Differentiating standardisation: The case for outreach as inclusive education

This presentation draws on data from an ongoing, longitudinal evaluation of one widening participation and outreach program in NSW, Australia. In a policy context where national standardised testing has been formally linked to successful secondary school completion, one activity within this program sought to encourage students’ potential engagement with university pathways through supporting successful completion of such testing. In this presentation, we draw on longitudinal interview data, as well as observations, work samples and focus groups from the days on which the activity was run to explore how the activity was experienced by students. In longitudinal interviews, students reflected upon the experience as helpful in preparing them for what was an unfamiliar, formalised testing environment.
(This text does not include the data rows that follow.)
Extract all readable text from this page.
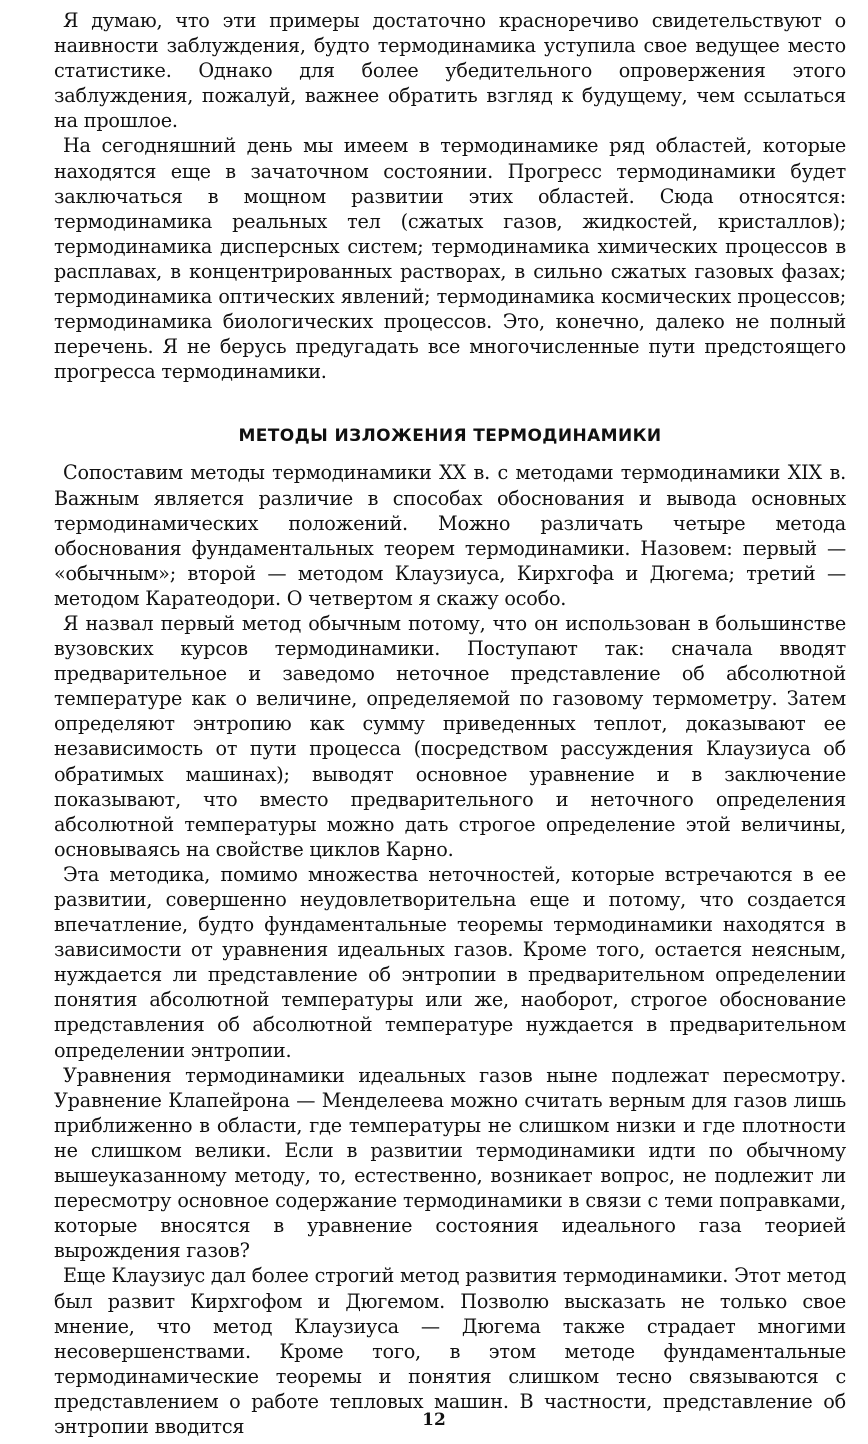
Я думаю, что эти примеры достаточно красноречиво свидетельствуют о наивности заблуждения, будто термодинамика уступила свое ведущее место статистике. Однако для более убедительного опровержения этого заблуждения, пожалуй, важнее обратить взгляд к будущему, чем ссылаться на прошлое.

На сегодняшний день мы имеем в термодинамике ряд областей, которые находятся еще в зачаточном состоянии. Прогресс термодинамики будет заключаться в мощном развитии этих областей. Сюда относятся: термодинамика реальных тел (сжатых газов, жидкостей, кристаллов); термодинамика дисперсных систем; термодинамика химических процессов в расплавах, в концентрированных растворах, в сильно сжатых газовых фазах; термодинамика оптических явлений; термодинамика космических процессов; термодинамика биологических процессов. Это, конечно, далеко не полный перечень. Я не берусь предугадать все многочисленные пути предстоящего прогресса термодинамики.

МЕТОДЫ ИЗЛОЖЕНИЯ ТЕРМОДИНАМИКИ

Сопоставим методы термодинамики XX в. с методами термодинамики XIX в. Важным является различие в способах обоснования и вывода основных термодинамических положений. Можно различать четыре метода обоснования фундаментальных теорем термодинамики. Назовем: первый — «обычным»; второй — методом Клаузиуса, Кирхгофа и Дюгема; третий — методом Каратеодори. О четвертом я скажу особо.

Я назвал первый метод обычным потому, что он использован в большинстве вузовских курсов термодинамики. Поступают так: сначала вводят предварительное и заведомо неточное представление об абсолютной температуре как о величине, определяемой по газовому термометру. Затем определяют энтропию как сумму приведенных теплот, доказывают ее независимость от пути процесса (посредством рассуждения Клаузиуса об обратимых машинах); выводят основное уравнение и в заключение показывают, что вместо предварительного и неточного определения абсолютной температуры можно дать строгое определение этой величины, основываясь на свойстве циклов Карно.

Эта методика, помимо множества неточностей, которые встречаются в ее развитии, совершенно неудовлетворительна еще и потому, что создается впечатление, будто фундаментальные теоремы термодинамики находятся в зависимости от уравнения идеальных газов. Кроме того, остается неясным, нуждается ли представление об энтропии в предварительном определении понятия абсолютной температуры или же, наоборот, строгое обоснование представления об абсолютной температуре нуждается в предварительном определении энтропии.

Уравнения термодинамики идеальных газов ныне подлежат пересмотру. Уравнение Клапейрона — Менделеева можно считать верным для газов лишь приближенно в области, где температуры не слишком низки и где плотности не слишком велики. Если в развитии термодинамики идти по обычному вышеуказанному методу, то, естественно, возникает вопрос, не подлежит ли пересмотру основное содержание термодинамики в связи с теми поправками, которые вносятся в уравнение состояния идеального газа теорией вырождения газов?

Еще Клаузиус дал более строгий метод развития термодинамики. Этот метод был развит Кирхгофом и Дюгемом. Позволю высказать не только свое мнение, что метод Клаузиуса — Дюгема также страдает многими несовершенствами. Кроме того, в этом методе фундаментальные термодинамические теоремы и понятия слишком тесно связываются с представлением о работе тепловых машин. В частности, представление об энтропии вводится	12
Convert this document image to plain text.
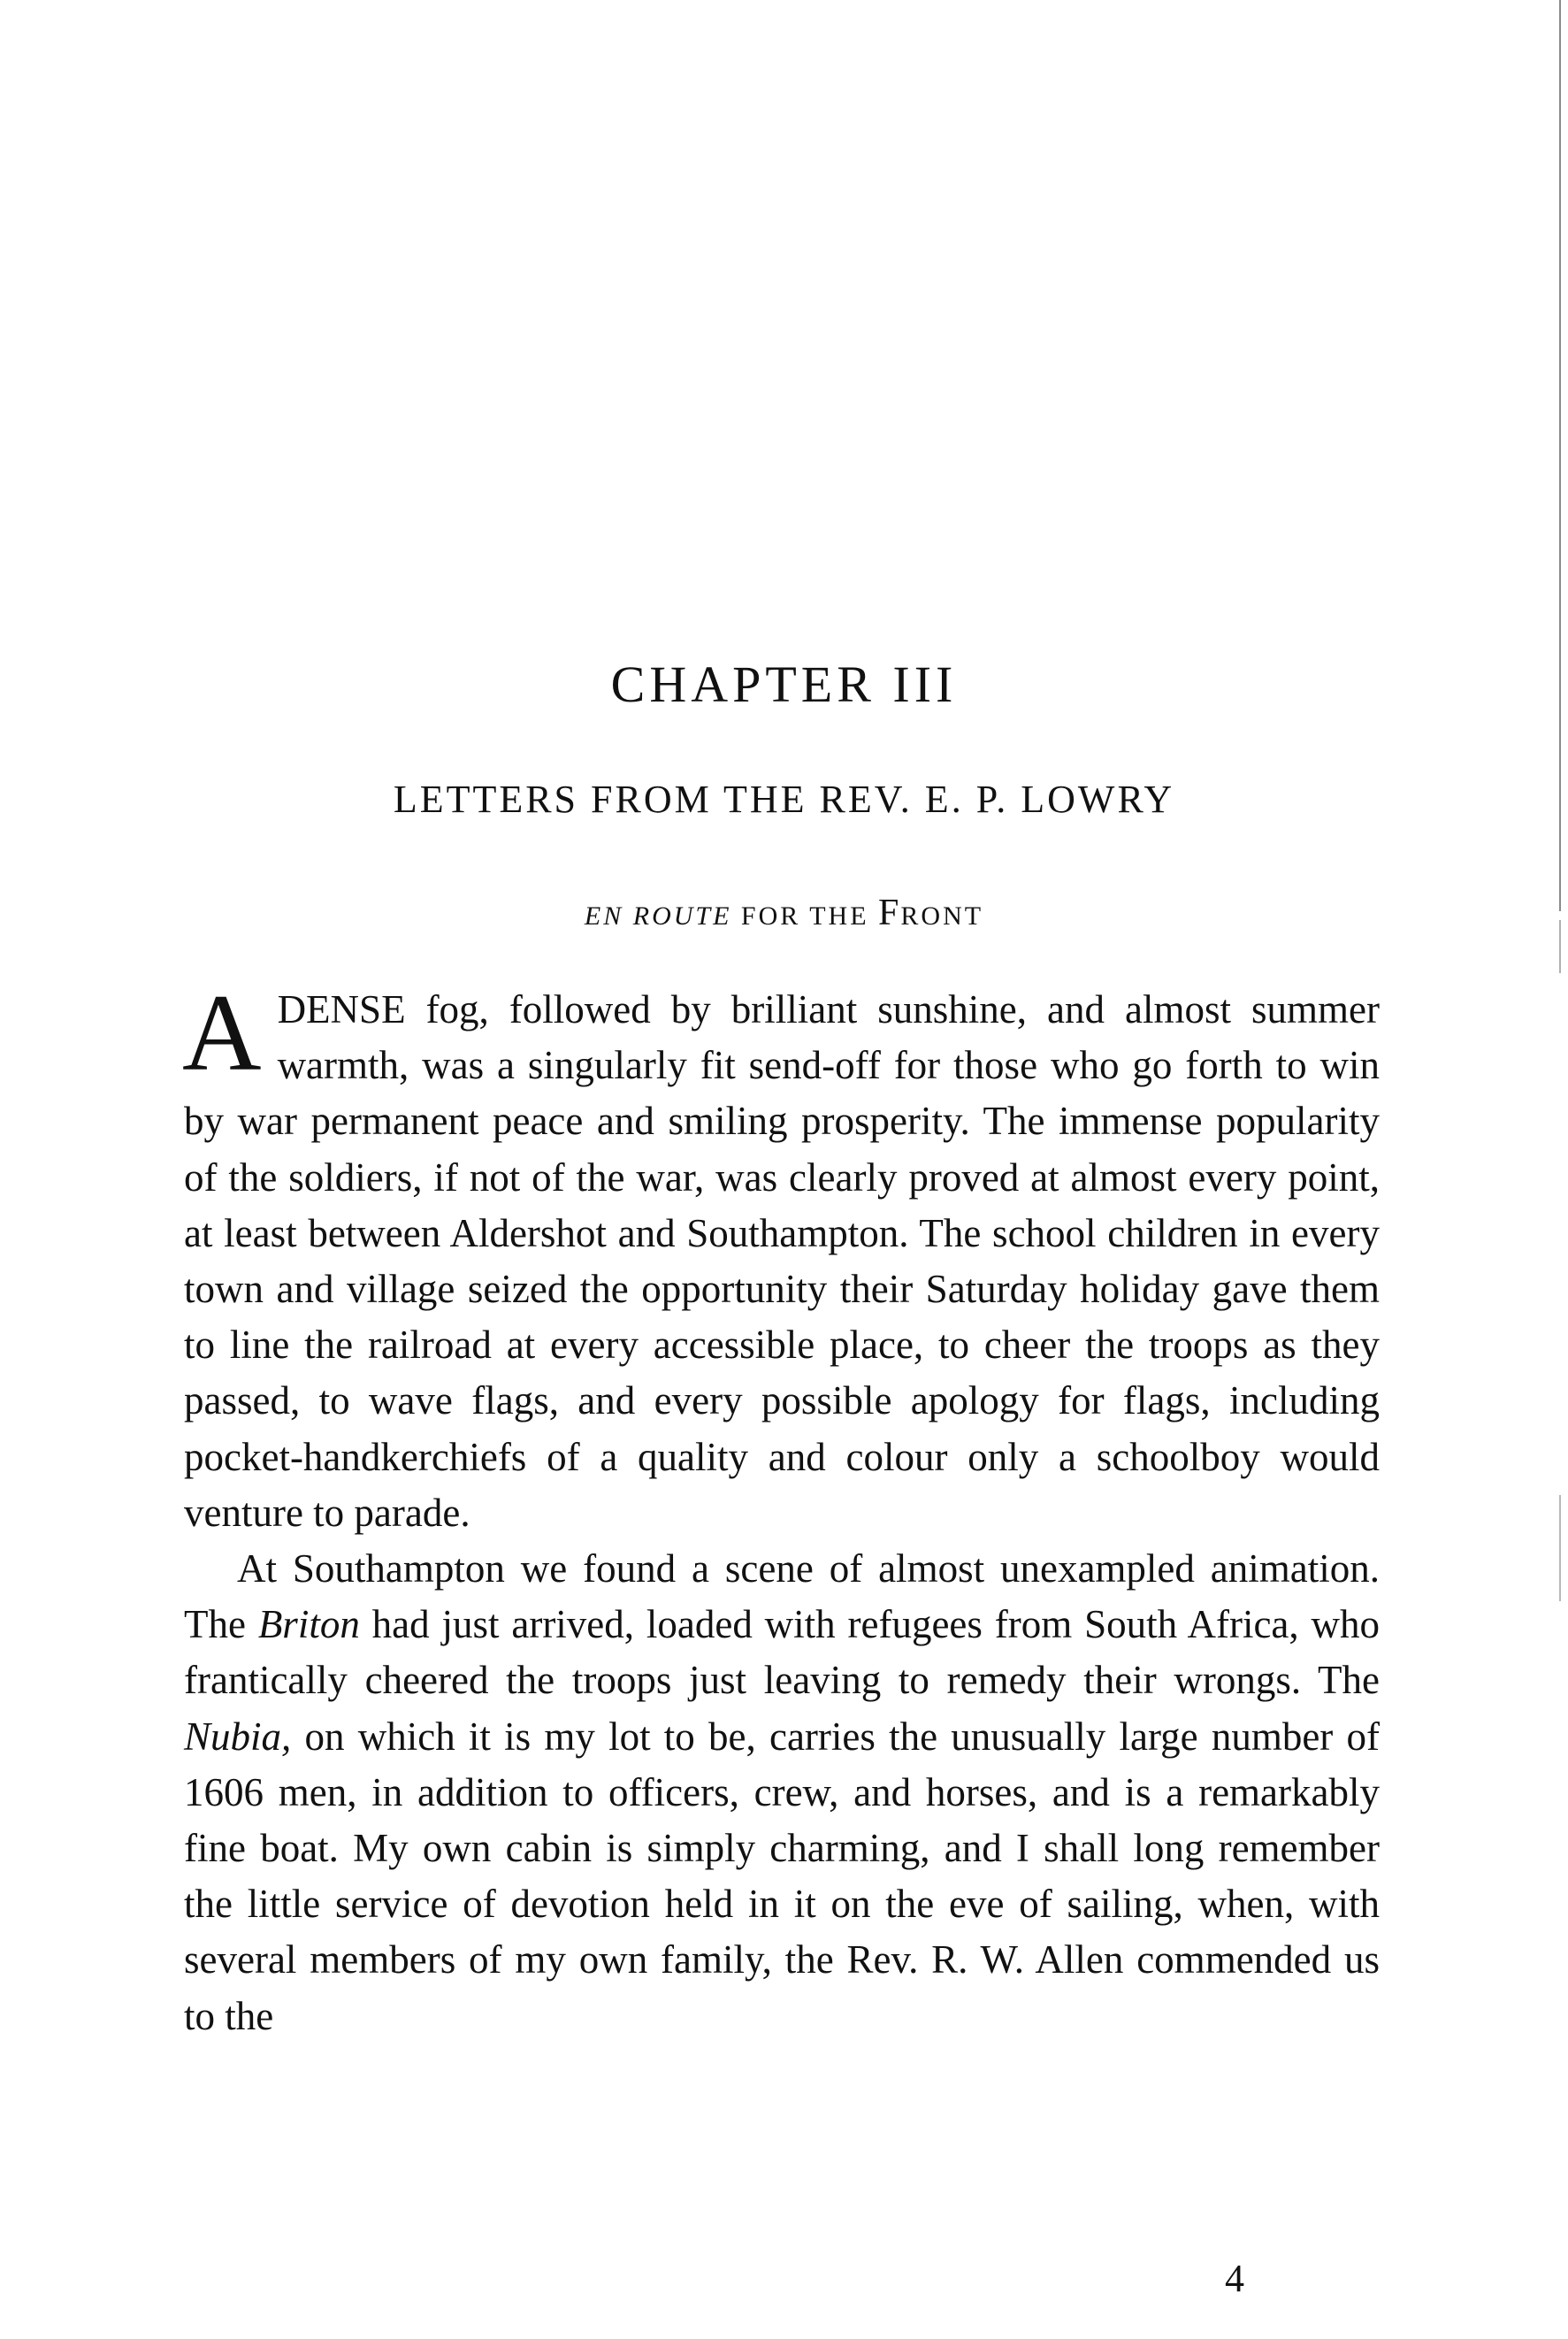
CHAPTER III
LETTERS FROM THE REV. E. P. LOWRY
EN ROUTE FOR THE FRONT

A DENSE fog, followed by brilliant sunshine, and almost summer warmth, was a singularly fit send-off for those who go forth to win by war permanent peace and smiling prosperity. The immense popularity of the soldiers, if not of the war, was clearly proved at almost every point, at least between Aldershot and Southampton. The school children in every town and village seized the opportunity their Saturday holiday gave them to line the railroad at every accessible place, to cheer the troops as they passed, to wave flags, and every possible apology for flags, including pocket-handkerchiefs of a quality and colour only a schoolboy would venture to parade.

At Southampton we found a scene of almost unexampled animation. The Briton had just arrived, loaded with refugees from South Africa, who frantically cheered the troops just leaving to remedy their wrongs. The Nubia, on which it is my lot to be, carries the unusually large number of 1606 men, in addition to officers, crew, and horses, and is a remarkably fine boat. My own cabin is simply charming, and I shall long remember the little service of devotion held in it on the eve of sailing, when, with several members of my own family, the Rev. R. W. Allen commended us to the

4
However, observational data from the days in which this program was held told a slightly more nuanced story about students’ experiences of the program. This data prompted us to consider the practical implications of rolling out a ‘program’ of learning which is centrally designed at universities, yet implemented in specific, local school contexts. We thereby contribute to the higher education space by discussing potential inclusive practices in program design, and exploring how the differentiation of outreach programmes may serve to be more inclusive of diverse student populations. We argue that this may come to be a fundamental consideration for the ongoing development of widening participation programs, given their purpose in drawing in a wider, less ‘standardised’ student enrolment.

This research draws on a HEPPP-funded study conducted with the involvement of: Samantha McMahon, Nathan Berger, Sheelagh Daniels-Mayes, Valerie Harwood, Debra Hayes and Meghan Stacey, in collaboration with Mary Teague, Katy Head, Kristy O’Neill and Rhiannon Allen, over the period 2018-2020.